With dynamic ones you need way more tests to cover some of the scenarios that compiler does for others.
And there is significant amount of code written "for ages" in languages that were there longer, like C, C++, Java (yes, I know that python is quite old, older than Java - 1991).
edit: side -> site
So as the article points out, an iterative process that catches the mistakes at compile time is much more suited for an AI than one that catches them at runtime.
I still read the generated code, so I'm not quite willing to give up on Python yet though.
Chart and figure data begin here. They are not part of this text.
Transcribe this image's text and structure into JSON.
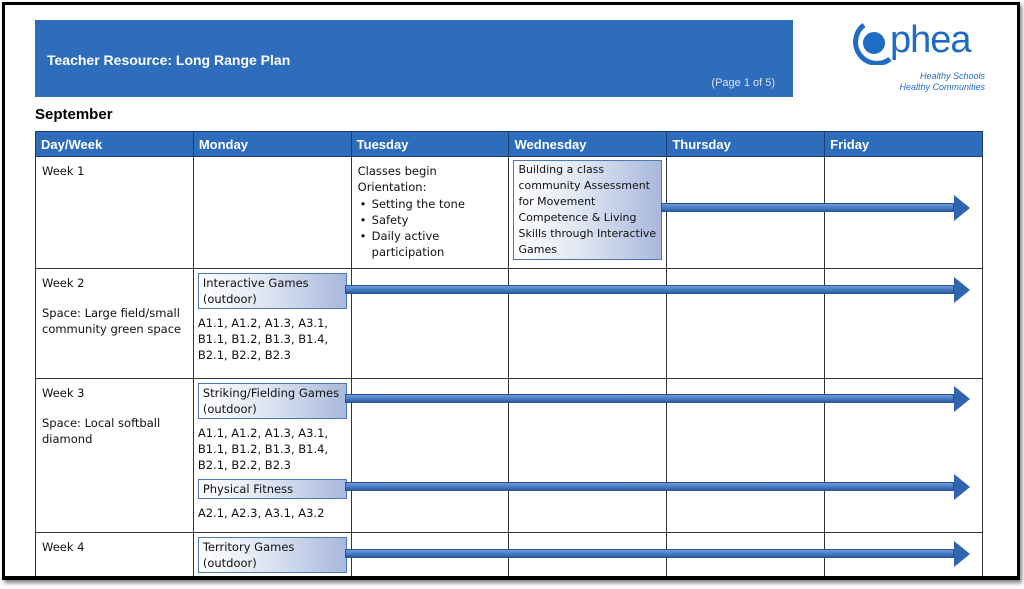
{
  "header": {
    "title": "Teacher Resource: Long Range Plan",
    "page": "(Page 1 of 5)"
  },
  "logo": {
    "word": "phea",
    "tag1": "Healthy Schools",
    "tag2": "Healthy Communities",
    "color": "#1f6cc4"
  },
  "month": "September",
  "columns": [
    "Day/Week",
    "Monday",
    "Tuesday",
    "Wednesday",
    "Thursday",
    "Friday"
  ],
  "rows": [
    {
      "week": "Week 1",
      "tuesday": {
        "line1": "Classes begin",
        "line2": "Orientation:",
        "bullets": [
          "Setting the tone",
          "Safety",
          "Daily active participation"
        ]
      },
      "wednesday_box": "Building a class community Assessment for Movement Competence & Living Skills through Interactive Games"
    },
    {
      "week": "Week 2",
      "space": "Space: Large field/small community green space",
      "activity": "Interactive Games (outdoor)",
      "codes": "A1.1, A1.2, A1.3, A3.1, B1.1, B1.2, B1.3, B1.4, B2.1, B2.2, B2.3"
    },
    {
      "week": "Week 3",
      "space": "Space: Local softball diamond",
      "activity": "Striking/Fielding Games (outdoor)",
      "codes": "A1.1, A1.2, A1.3, A3.1, B1.1, B1.2, B1.3, B1.4, B2.1, B2.2, B2.3",
      "activity2": "Physical Fitness",
      "codes2": "A2.1, A2.3, A3.1, A3.2"
    },
    {
      "week": "Week 4",
      "activity": "Territory Games (outdoor)"
    }
  ],
  "colors": {
    "header": "#2d6dbb",
    "arrow": "#2f64b0"
  }
}
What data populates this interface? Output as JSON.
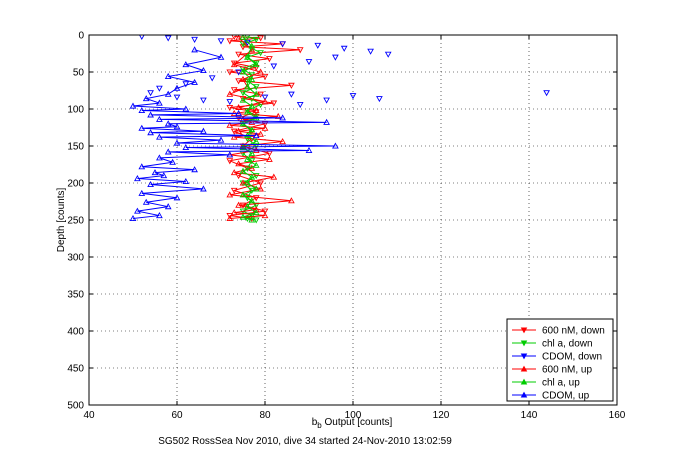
{
  "chart_data": {
    "type": "scatter",
    "title": "",
    "xlabel": {
      "base": "b",
      "sub": "b",
      "rest": " Output [counts]"
    },
    "ylabel": "Depth [counts]",
    "footer": "SG502 RossSea Nov 2010, dive 34 started 24-Nov-2010 13:02:59",
    "xlim": [
      40,
      160
    ],
    "ylim": [
      0,
      500
    ],
    "y_reversed": true,
    "xticks": [
      40,
      60,
      80,
      100,
      120,
      140,
      160
    ],
    "yticks": [
      0,
      50,
      100,
      150,
      200,
      250,
      300,
      350,
      400,
      450,
      500
    ],
    "grid": true,
    "legend_position": "bottom-right",
    "series": [
      {
        "name": "600 nM, down",
        "color": "#ff0000",
        "marker": "triangle-down",
        "connected": true,
        "x": [
          73,
          79,
          72,
          84,
          75,
          88,
          74,
          81,
          73,
          78,
          72,
          80,
          74,
          86,
          73,
          79,
          75,
          82,
          72,
          78,
          74,
          80,
          73,
          77,
          75,
          81,
          72,
          76,
          74,
          79,
          73,
          78,
          75,
          80,
          72,
          77
        ],
        "y": [
          2,
          4,
          8,
          12,
          16,
          20,
          26,
          32,
          38,
          44,
          50,
          56,
          62,
          68,
          74,
          80,
          86,
          92,
          98,
          104,
          112,
          120,
          130,
          140,
          150,
          160,
          170,
          180,
          190,
          200,
          210,
          220,
          230,
          238,
          244,
          248
        ]
      },
      {
        "name": "chl a, down",
        "color": "#00cc00",
        "marker": "triangle-down",
        "connected": true,
        "x": [
          76,
          78,
          75,
          77,
          79,
          76,
          78,
          75,
          77,
          76,
          78,
          75,
          77,
          79,
          76,
          78,
          75,
          77,
          76,
          78,
          75,
          77,
          76,
          78,
          75,
          77,
          76,
          78,
          75,
          77,
          76,
          78
        ],
        "y": [
          2,
          6,
          12,
          18,
          24,
          30,
          38,
          46,
          54,
          62,
          70,
          78,
          86,
          94,
          102,
          110,
          120,
          130,
          140,
          150,
          160,
          170,
          180,
          190,
          200,
          210,
          220,
          230,
          238,
          244,
          248,
          250
        ]
      },
      {
        "name": "CDOM, down",
        "color": "#0000ff",
        "marker": "triangle-down",
        "connected": false,
        "x": [
          52,
          58,
          64,
          70,
          76,
          84,
          92,
          98,
          104,
          108,
          96,
          90,
          82,
          74,
          68,
          62,
          56,
          54,
          60,
          66,
          72,
          80,
          86,
          94,
          100,
          144,
          106,
          88
        ],
        "y": [
          2,
          4,
          6,
          8,
          10,
          12,
          14,
          18,
          22,
          26,
          30,
          36,
          42,
          50,
          58,
          66,
          72,
          78,
          84,
          88,
          90,
          84,
          80,
          88,
          82,
          78,
          86,
          94
        ]
      },
      {
        "name": "600 nM, up",
        "color": "#ff0000",
        "marker": "triangle-up",
        "connected": true,
        "x": [
          72,
          80,
          73,
          78,
          74,
          86,
          72,
          79,
          75,
          82,
          73,
          77,
          74,
          81,
          72,
          78,
          75,
          84,
          73,
          79,
          74,
          80,
          72,
          77,
          75,
          83,
          73,
          78,
          74,
          80,
          72,
          76,
          75,
          79,
          73,
          77,
          74
        ],
        "y": [
          248,
          244,
          240,
          236,
          230,
          224,
          216,
          208,
          200,
          192,
          186,
          180,
          174,
          168,
          162,
          156,
          150,
          144,
          138,
          134,
          130,
          126,
          122,
          118,
          114,
          110,
          106,
          102,
          98,
          90,
          80,
          70,
          60,
          50,
          40,
          20,
          4
        ]
      },
      {
        "name": "chl a, up",
        "color": "#00cc00",
        "marker": "triangle-up",
        "connected": true,
        "x": [
          77,
          75,
          78,
          76,
          77,
          75,
          78,
          76,
          77,
          75,
          78,
          76,
          77,
          75,
          78,
          76,
          77,
          75,
          78,
          76,
          77,
          75,
          78,
          76,
          77,
          75,
          78,
          76,
          77,
          75
        ],
        "y": [
          250,
          246,
          240,
          232,
          224,
          216,
          208,
          200,
          192,
          184,
          176,
          168,
          160,
          152,
          144,
          136,
          128,
          120,
          112,
          104,
          96,
          88,
          80,
          70,
          60,
          50,
          40,
          30,
          15,
          3
        ]
      },
      {
        "name": "CDOM, up",
        "color": "#0000ff",
        "marker": "triangle-up",
        "connected": true,
        "x": [
          50,
          56,
          51,
          58,
          53,
          60,
          52,
          66,
          54,
          62,
          51,
          57,
          55,
          64,
          52,
          59,
          56,
          72,
          58,
          90,
          62,
          96,
          60,
          70,
          56,
          78,
          54,
          66,
          52,
          60,
          58,
          94,
          56,
          84,
          54,
          74,
          52,
          62,
          50,
          56,
          53,
          58,
          60,
          64,
          58,
          66,
          62,
          70,
          64
        ],
        "y": [
          248,
          244,
          238,
          232,
          226,
          220,
          214,
          208,
          202,
          198,
          194,
          190,
          186,
          182,
          178,
          172,
          166,
          162,
          158,
          156,
          152,
          150,
          146,
          142,
          138,
          136,
          132,
          130,
          126,
          124,
          120,
          118,
          114,
          112,
          108,
          106,
          102,
          100,
          96,
          92,
          86,
          80,
          72,
          64,
          56,
          48,
          40,
          30,
          20
        ]
      }
    ]
  }
}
My programs are faster and more reliable than they’ve ever been.
That's actually part of the point. Almost no one writes types for Python and has complete type compliance. So all that training data is people just yoloing Python, writing a bunch of poor code in it.
I honestly can't believe any experienced software engineer would decide to build systems in Python these days.
Well, go on and do the experiment! Perhaps LLMs can right code as well in BF as Python but I don't recommend it because hallucinations are really hard to notice in BF.
If you are going to worry about high level computer languages and AI, you are going to have to start with getting to grips with machine code and assemblers and that. Once you know how say some Python code ends up being processed by your laptop CPU(s), then you will know when BF might be best!